In the previous lecture we have proven the following theorem:
\begin{theorem}
If $\psi(x,y)= \mid \{m \leq x \mid \text{m is y-smooth} \} \mid$
then, for $y=\Omega(log^2x)$, $\psi(x,y)\sim \frac{x}{u^u}$, where
$u=\frac{ln \hspace{0.02 in} x}{ln \hspace{0.02 in} y}$.
\end{theorem}
Let $y=ln^2x$ then $u = \frac{ln \hspace{0.02 in} x}{2lnln
\hspace{0.02 in} x}$. Therefore,
\begin{align*}
\psi(x,y) & \sim \frac{x}{(\frac{ln \hspace{0.02in} x}{2lnln
\hspace{0.02in} x})^{\frac{ln \hspace{0.02in} x}{2lnln
\hspace{0.02in} x}}} \\
& \sim \frac{x}{e^{\frac{1}{2} ln \hspace{0.02in} x}} \cdot
e^{\frac{ln \hspace{0.02in} x \cdot lnlnln \hspace {0.02in}
x}{2lnln \hspace{0.02in} x}} \\
& \sim x^{\frac{1}{2}} \cdot x^{\frac{lnlnln \hspace{0.02in}
x}{2lnln \hspace{0.02in} x}}\\
& \sim x^{\frac{1}{2} + o(1)}
\end{align*}
\emph{Problem:} Find the smallest value of $y$ such that
$\psi(x,y) = \Omega(x).$

\section{Pollard's p-1 method for factoring}
Let $n=pq$ be the number to be factored.

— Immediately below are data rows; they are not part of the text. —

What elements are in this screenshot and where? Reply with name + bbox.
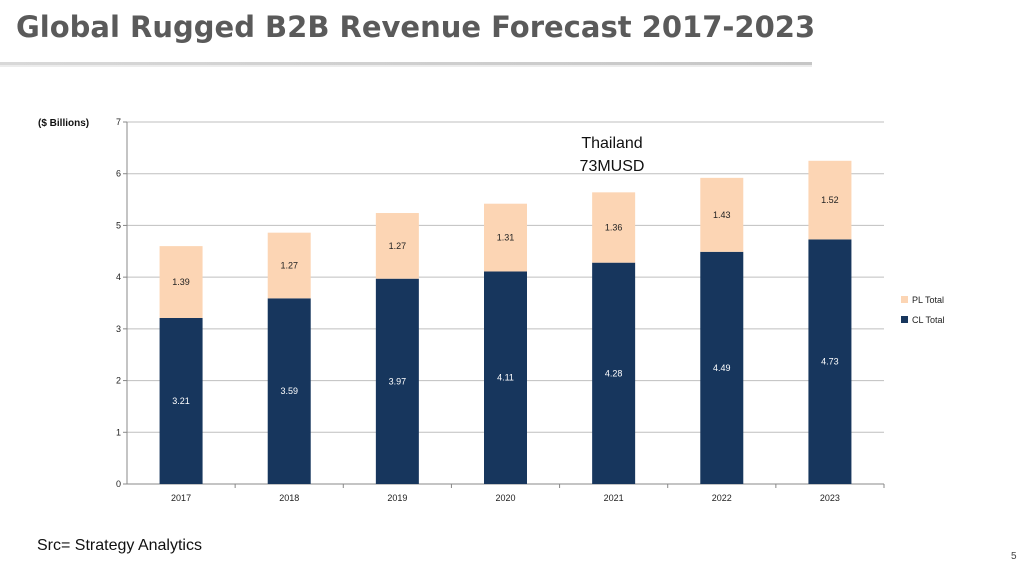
bar-pl-total [484,203,527,272]
bar-pl-total [159,246,203,318]
bar-cl-total [375,278,419,484]
x-tick-label: 2020 [495,493,515,503]
bar-cl-total [592,262,636,484]
annotation-value: 73MUSD [580,158,645,175]
chart-legend: PL Total CL Total [901,295,945,325]
legend-label: CL Total [912,315,945,325]
annotation-thailand: Thailand [581,135,642,152]
y-tick-label: 7 [116,117,121,127]
legend-swatch [901,316,908,323]
bar-cl-total [700,251,744,484]
bar-pl-total [592,192,636,263]
bar-cl-total [267,298,311,484]
data-label-pl: 1.52 [821,195,839,205]
x-tick-label: 2023 [820,493,840,503]
chart-labels: 0 1 2 3 4 5 6 7 3.21 1.39 2017 3.59 1.27 2018 3.97 1.27… [116,117,840,503]
data-label-cl: 4.49 [713,363,731,373]
slide-title: Global Rugged B2B Revenue Forecast 2017-… [16,10,816,44]
data-label-cl: 4.73 [821,357,839,367]
y-tick-label: 3 [116,324,121,334]
y-tick-label: 4 [116,272,121,282]
x-tick-label: 2021 [604,493,624,503]
chart-bars [159,160,852,484]
legend-swatch [901,296,908,303]
y-tick-label: 5 [116,220,121,230]
title-divider-shadow [0,65,812,67]
title-divider [0,62,812,65]
x-tick-label: 2022 [712,493,732,503]
data-label-pl: 1.39 [172,277,190,287]
data-label-cl: 3.97 [389,376,407,386]
bar-pl-total [267,232,311,299]
bar-pl-total [808,160,852,240]
data-label-cl: 4.11 [497,373,514,383]
y-tick-label: 6 [116,169,121,179]
data-label-pl: 1.27 [389,241,407,251]
data-label-cl: 4.28 [605,368,623,378]
bar-pl-total [375,213,419,279]
data-label-pl: 1.43 [713,210,731,220]
bar-cl-total [484,271,527,484]
data-label-pl: 1.31 [497,233,515,243]
page-number: 5 [1011,551,1017,562]
x-tick-label: 2017 [171,493,191,503]
y-tick-label: 1 [116,427,121,437]
y-tick-label: 2 [116,376,121,386]
bar-cl-total [808,239,852,484]
data-label-cl: 3.59 [280,386,298,396]
data-label-pl: 1.27 [280,261,298,271]
x-tick-label: 2019 [387,493,407,503]
data-label-pl: 1.36 [605,222,623,232]
y-axis-title: ($ Billions) [38,118,89,129]
legend-label: PL Total [912,295,944,305]
source-note: Src= Strategy Analytics [37,537,202,554]
bar-pl-total [700,177,744,252]
x-tick-label: 2018 [279,493,299,503]
bar-cl-total [159,317,203,484]
data-label-cl: 3.21 [172,396,190,406]
y-tick-label: 0 [116,479,121,489]
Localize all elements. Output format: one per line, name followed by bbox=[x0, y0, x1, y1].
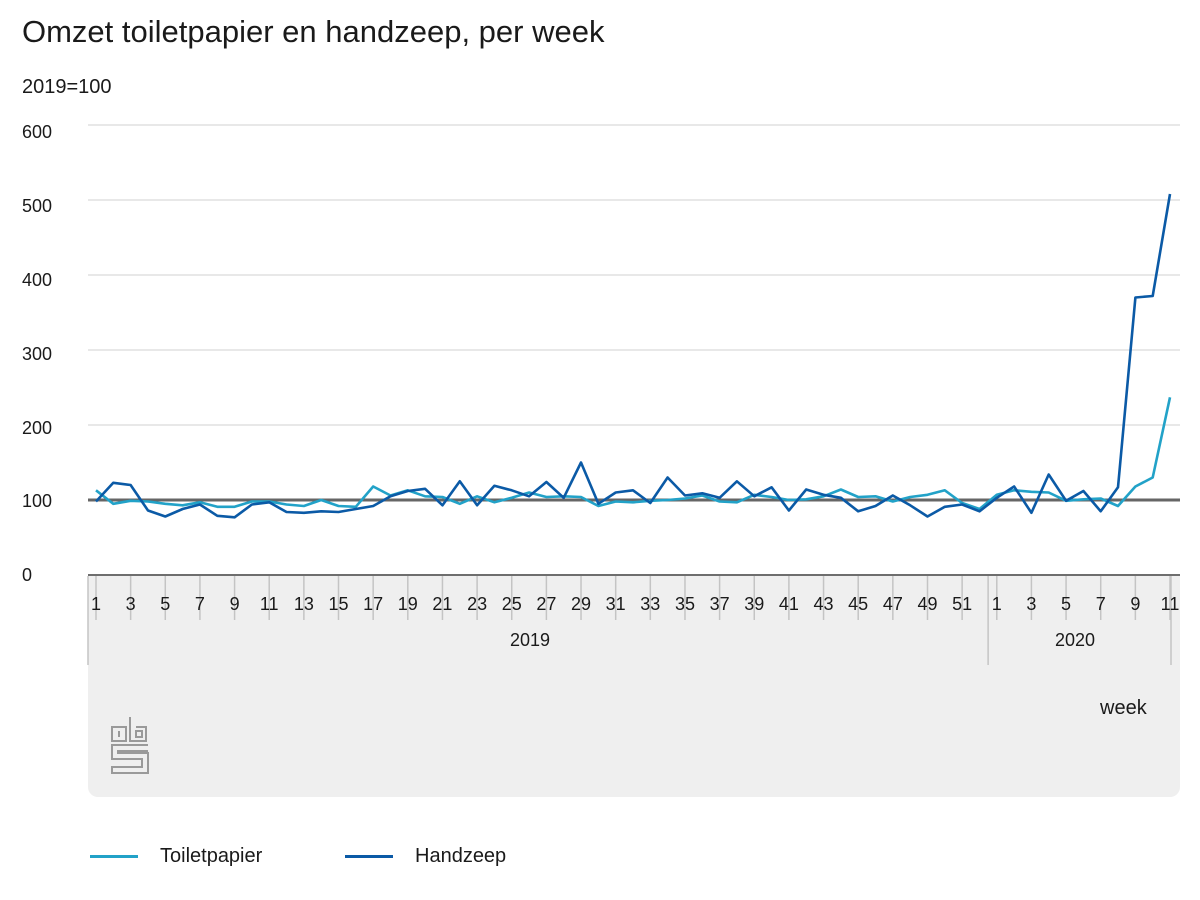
y-tick-label: 400 bbox=[22, 270, 53, 290]
x-axis-panel bbox=[88, 575, 1180, 797]
x-tick-label: 51 bbox=[952, 594, 973, 614]
x-tick-label: 43 bbox=[813, 594, 834, 614]
x-tick-label: 1 bbox=[90, 594, 102, 614]
x-tick-label: 3 bbox=[125, 594, 136, 614]
y-tick-label: 600 bbox=[22, 122, 53, 142]
x-tick-label: 11 bbox=[259, 594, 279, 614]
y-axis-unit: 2019=100 bbox=[22, 76, 112, 98]
chart-title: Omzet toiletpapier en handzeep, per week bbox=[22, 14, 605, 49]
x-tick-label: 33 bbox=[640, 594, 661, 614]
x-tick-label: 9 bbox=[229, 594, 240, 614]
x-tick-label: 9 bbox=[1130, 594, 1141, 614]
y-tick-label: 200 bbox=[22, 418, 53, 438]
x-tick-label: 29 bbox=[571, 594, 592, 614]
x-tick-label: 21 bbox=[432, 594, 453, 614]
x-tick-label: 17 bbox=[363, 594, 384, 614]
x-tick-label: 25 bbox=[501, 594, 522, 614]
y-tick-label: 100 bbox=[22, 491, 53, 511]
legend-label: Toiletpapier bbox=[160, 845, 263, 867]
x-tick-label: 49 bbox=[917, 594, 938, 614]
y-tick-label: 500 bbox=[22, 196, 53, 216]
x-tick-label: 19 bbox=[397, 594, 418, 614]
x-axis-title: week bbox=[1100, 697, 1147, 719]
series-line-toiletpapier bbox=[95, 397, 1172, 511]
x-tick-label: 5 bbox=[160, 594, 171, 614]
x-tick-label: 37 bbox=[709, 594, 730, 614]
x-tick-label: 3 bbox=[1026, 594, 1037, 614]
legend-item-handzeep[interactable]: Handzeep bbox=[345, 845, 506, 868]
x-tick-label: 27 bbox=[536, 594, 557, 614]
cbs-logo-icon bbox=[110, 715, 150, 780]
series-line-handzeep bbox=[95, 193, 1172, 519]
x-tick-label: 11 bbox=[1160, 594, 1180, 614]
x-ticks bbox=[87, 576, 1172, 665]
x-tick-label: 23 bbox=[467, 594, 488, 614]
legend-label: Handzeep bbox=[415, 845, 507, 867]
legend-item-toiletpapier[interactable]: Toiletpapier bbox=[90, 845, 262, 868]
y-tick-label: 0 bbox=[22, 565, 33, 585]
series-lines bbox=[95, 193, 1172, 519]
legend-swatch-handzeep bbox=[345, 855, 393, 858]
x-group-label-2019: 2019 bbox=[509, 630, 551, 650]
x-tick-label: 1 bbox=[991, 594, 1002, 614]
x-tick-label: 41 bbox=[778, 594, 799, 614]
x-tick-label: 47 bbox=[882, 594, 903, 614]
x-tick-label: 7 bbox=[194, 594, 205, 614]
x-tick-label: 13 bbox=[293, 594, 314, 614]
x-tick-label: 5 bbox=[1061, 594, 1072, 614]
x-group-label-2020: 2020 bbox=[1054, 630, 1096, 650]
y-tick-label: 300 bbox=[22, 344, 53, 364]
x-tick-label: 39 bbox=[744, 594, 765, 614]
x-tick-label: 15 bbox=[328, 594, 349, 614]
x-tick-label: 31 bbox=[605, 594, 626, 614]
gridlines bbox=[88, 124, 1180, 501]
legend-swatch-toiletpapier bbox=[90, 855, 138, 858]
x-tick-label: 35 bbox=[674, 594, 695, 614]
x-tick-label: 7 bbox=[1095, 594, 1106, 614]
x-tick-label: 45 bbox=[848, 594, 869, 614]
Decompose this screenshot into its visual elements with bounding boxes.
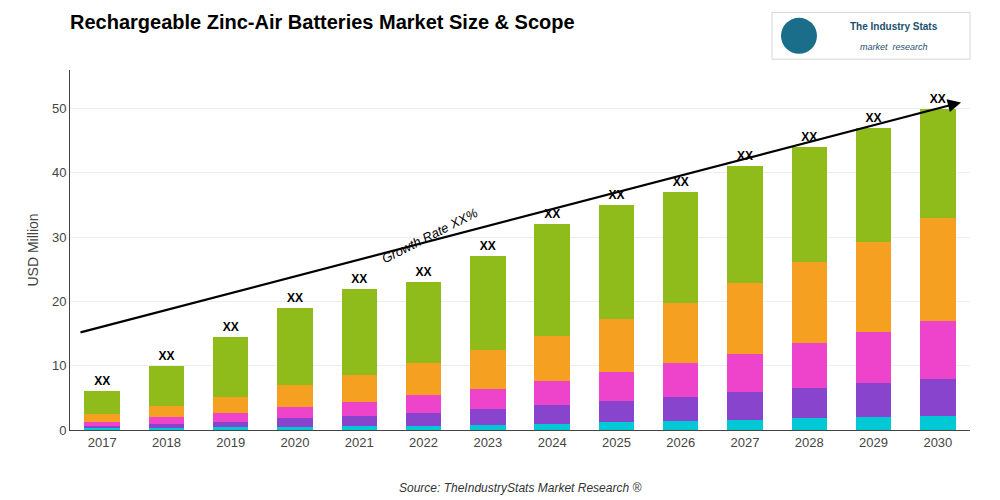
svg-text:20: 20 [52, 294, 66, 309]
svg-text:market research: market research [860, 42, 928, 52]
svg-text:XX: XX [351, 272, 367, 286]
svg-text:XX: XX [158, 349, 174, 363]
svg-text:10: 10 [52, 358, 66, 373]
svg-text:The Industry Stats: The Industry Stats [850, 21, 938, 32]
svg-text:XX: XX [608, 188, 624, 202]
svg-text:XX: XX [544, 207, 560, 221]
svg-text:30: 30 [52, 230, 66, 245]
svg-text:Source: TheIndustryStats Marke: Source: TheIndustryStats Market Research… [399, 481, 641, 495]
svg-text:Rechargeable Zinc-Air Batterie: Rechargeable Zinc-Air Batteries Market S… [70, 11, 575, 33]
svg-text:XX: XX [866, 111, 882, 125]
svg-text:40: 40 [52, 165, 66, 180]
svg-text:2026: 2026 [666, 435, 695, 450]
svg-text:2030: 2030 [923, 435, 952, 450]
svg-text:50: 50 [52, 101, 66, 116]
svg-text:2017: 2017 [88, 435, 117, 450]
svg-text:2022: 2022 [409, 435, 438, 450]
svg-text:2020: 2020 [281, 435, 310, 450]
svg-text:XX: XX [801, 130, 817, 144]
svg-text:2021: 2021 [345, 435, 374, 450]
svg-text:XX: XX [673, 175, 689, 189]
svg-text:XX: XX [737, 149, 753, 163]
svg-text:2028: 2028 [795, 435, 824, 450]
svg-text:2024: 2024 [538, 435, 567, 450]
svg-text:XX: XX [223, 320, 239, 334]
svg-text:2018: 2018 [152, 435, 181, 450]
svg-text:2029: 2029 [859, 435, 888, 450]
svg-text:Growth Rate XX%: Growth Rate XX% [379, 205, 480, 266]
svg-text:2019: 2019 [216, 435, 245, 450]
svg-text:2027: 2027 [731, 435, 760, 450]
svg-text:2023: 2023 [473, 435, 502, 450]
svg-text:XX: XX [94, 374, 110, 388]
svg-text:XX: XX [287, 291, 303, 305]
svg-text:USD Million: USD Million [25, 213, 41, 286]
svg-text:XX: XX [416, 265, 432, 279]
svg-text:0: 0 [59, 423, 66, 438]
svg-text:XX: XX [480, 239, 496, 253]
svg-text:2025: 2025 [602, 435, 631, 450]
svg-text:XX: XX [930, 92, 946, 106]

Suppose $p-1$ be a
$k$-smooth number. Let $K=(k!)^{lg \hspace{0.02in} p}$. By
Fermat's Little Theorem, $a^K = 1 \hspace{0.04in}(mod
\hspace{0.04in}p)$. Suppose that, $q-1$ is not $k$-smooth. Then,
the claim is that $a^K = 1 \hspace{0.04in}(mod \hspace{0.04in}q)$
for `few' $a$'s. This is because, if $a^K = 1 \hspace{0.04in}(mod
\hspace{0.04in}q)$ then, $a^{gcd(K,q-1)} = 1 \hspace{0.04in}(mod
\hspace{0.04in}q)$. At most $gcd(K,q-1)$ of $a$'s can satisfy the
equation $a^{gcd(K,q-1)} = 1 \hspace{0.04in}(mod
\hspace{0.04in}q)$ and $gcd(K,q-1) \leq \frac{q-1}{2}$. This
yields the following algorithm:
\subsection{Algorithm}
Input: Positive integer $n$. \\
Output: Either a proper divisor of $n$ or `failure'. \\
For $k = 2,3,4,\ldots $ do
\begin{enumerate}
\item Randomly select $a \in Z_n$. \item $K \leftarrow (k!)^{(lg
\hspace{0.02in} n)}$. \item $b \leftarrow a^K \hspace{0.04in} (mod
\hspace{0.04in} n)$. \item $d \leftarrow gcd (b-1,n)$. \item if $1
< d < n$ then return $d$ else return `failure'.
\end{enumerate}
For the correct choice of $k$ the above algorithm returns a proper
divisor of $n$ with probability greater than $\frac{1}{2}$. Since
$(k!)^{log \hspace{0.02in} n} = ((k-1)!)^{log \hspace{0.02in} n}
\cdot k^{log \hspace{0.02in} n}$, Step 2 requires $\tilde{O}(klog
\hspace{0.02in} n \cdot log \hspace{0.02in} k) $ bit operations
per iteration. Step 3 requires $\tilde{O}(klog^2n \cdot log
\hspace{0.02in} k)$ bit operations per iteration and Step 4
requires $\tilde{O}(log \hspace{0.02in} n)$ operations per
iteration. Therefore time complexity of the above algorithm is
$\tilde{O}(k^2log^2n \cdot log \hspace{0.02in} k)$ bit operations.
\end{document}